Nautilus, Inc. has signed a purchase option agreement to acquire the assets of its largest contract manufacturer, Xiamen, China-based Land America Health and Fitness Co., Ltd.

The purchase option through June 30, 2007 gives Nautilus time to complete necessary due diligence and enter into definitive agreements, while extending procurement cost reductions through 2007. The agreement also includes rebates for the period of January 1, 2006 to June, 30, 2007, which will continue through December 31, 2007 upon exercise of the purchase option. Consideration for the acquisition is approximately $72 million in cash and stock with an anticipated closing date of December 31, 2007. The acquisition is expected to improve company gross margins by 1.5-2.0 percentage points in 2008.

“The prospect of acquiring Land America is a significant step toward our goal of achieving 11-14 percent operating margins in the next three years, and positioning our company for long-term competitiveness in the global fitness industry,” said Gregg Hammann, Chairman and CEO of Nautilus, Inc.

“Diversifying our manufacturing supply chain is the next logical step after diversifying our brands and channels to prepare for a rhythm of sustainable and profitable growth. In addition to margin improvement, vertical ownership presents an opportunity to further control intellectual property, quality, and flow of goods from Asia, where three-fourths of our equipment is manufactured today.”

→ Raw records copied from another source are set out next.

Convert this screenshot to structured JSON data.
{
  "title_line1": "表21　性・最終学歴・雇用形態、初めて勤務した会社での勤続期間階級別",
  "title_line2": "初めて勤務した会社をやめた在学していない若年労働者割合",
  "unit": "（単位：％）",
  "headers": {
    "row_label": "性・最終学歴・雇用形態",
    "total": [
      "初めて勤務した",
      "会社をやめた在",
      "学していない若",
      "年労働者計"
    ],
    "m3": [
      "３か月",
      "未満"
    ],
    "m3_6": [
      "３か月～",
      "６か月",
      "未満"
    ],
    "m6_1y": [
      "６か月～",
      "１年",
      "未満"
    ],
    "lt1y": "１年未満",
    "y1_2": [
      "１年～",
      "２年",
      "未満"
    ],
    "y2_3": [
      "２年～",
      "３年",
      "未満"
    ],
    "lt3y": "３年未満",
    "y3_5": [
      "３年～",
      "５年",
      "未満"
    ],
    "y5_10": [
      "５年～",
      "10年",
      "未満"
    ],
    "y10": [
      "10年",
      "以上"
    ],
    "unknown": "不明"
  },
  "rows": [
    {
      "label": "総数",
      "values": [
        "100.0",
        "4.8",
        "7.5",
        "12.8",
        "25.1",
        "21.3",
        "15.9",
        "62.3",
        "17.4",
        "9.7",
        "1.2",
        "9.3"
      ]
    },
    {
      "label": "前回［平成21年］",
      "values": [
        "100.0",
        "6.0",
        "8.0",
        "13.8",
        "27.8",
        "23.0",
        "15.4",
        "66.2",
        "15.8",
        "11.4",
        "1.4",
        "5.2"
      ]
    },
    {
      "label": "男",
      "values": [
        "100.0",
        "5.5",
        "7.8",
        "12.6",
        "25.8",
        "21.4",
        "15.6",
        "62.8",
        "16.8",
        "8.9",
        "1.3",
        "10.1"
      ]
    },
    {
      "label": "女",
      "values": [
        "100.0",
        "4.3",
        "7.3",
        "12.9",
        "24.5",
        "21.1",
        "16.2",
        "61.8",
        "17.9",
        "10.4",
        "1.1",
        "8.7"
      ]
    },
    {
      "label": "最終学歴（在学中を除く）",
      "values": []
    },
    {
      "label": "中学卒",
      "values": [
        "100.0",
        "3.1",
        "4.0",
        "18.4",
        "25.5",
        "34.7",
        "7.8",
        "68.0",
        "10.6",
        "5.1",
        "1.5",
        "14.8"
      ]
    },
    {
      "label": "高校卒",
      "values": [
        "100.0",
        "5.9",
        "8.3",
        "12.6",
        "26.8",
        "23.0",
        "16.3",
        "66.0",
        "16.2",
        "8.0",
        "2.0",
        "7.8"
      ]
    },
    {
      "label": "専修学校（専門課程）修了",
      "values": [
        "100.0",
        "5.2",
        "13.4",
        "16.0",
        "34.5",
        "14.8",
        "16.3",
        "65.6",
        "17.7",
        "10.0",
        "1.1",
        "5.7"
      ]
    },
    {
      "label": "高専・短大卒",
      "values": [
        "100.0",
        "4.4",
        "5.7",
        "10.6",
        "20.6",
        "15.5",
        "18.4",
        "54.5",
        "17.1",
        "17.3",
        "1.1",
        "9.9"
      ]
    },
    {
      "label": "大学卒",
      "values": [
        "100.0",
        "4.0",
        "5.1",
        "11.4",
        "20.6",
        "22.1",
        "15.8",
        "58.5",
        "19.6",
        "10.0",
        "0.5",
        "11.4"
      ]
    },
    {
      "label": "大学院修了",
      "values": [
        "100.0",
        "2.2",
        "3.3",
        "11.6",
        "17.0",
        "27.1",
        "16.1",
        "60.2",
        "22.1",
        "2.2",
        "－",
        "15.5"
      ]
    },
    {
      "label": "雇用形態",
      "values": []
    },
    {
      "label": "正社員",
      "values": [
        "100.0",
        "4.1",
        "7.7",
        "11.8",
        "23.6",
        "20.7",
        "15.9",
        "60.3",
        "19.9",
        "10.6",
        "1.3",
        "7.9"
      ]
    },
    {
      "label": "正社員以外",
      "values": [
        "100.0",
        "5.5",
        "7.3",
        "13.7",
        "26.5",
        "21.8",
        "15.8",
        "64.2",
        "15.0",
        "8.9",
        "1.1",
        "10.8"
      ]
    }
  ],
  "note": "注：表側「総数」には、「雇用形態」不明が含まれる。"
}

Land America has manufactured the Bowflex home exercise gyms for more than eight years and began manufacturing Bowflex TreadClimber cardio trainers for the company last year. The purchase option of Land America involves four modern buildings with approximately 700,000 square feet of manufacturing floor space on a 15-acre site in an economic development zone near Xiamen, China, as well as a trading company, Treuriver Investments Ltd. Land America was honored by Nautilus last spring as its supplier of the year for routinely meeting Nautilus standards for quality and delivery.

Hammann said the company will continue to work with its other contract manufacturing partners in Asia and its two domestic manufacturing plants to drive growth and improve margins.

“A diversified manufacturing and supply base is important to maximizing our margin potential and to mitigate supply risks as we grow our business. The combination of strategic partnerships with key suppliers, along with domestic and international manufacturing, helps us accomplish that goal.”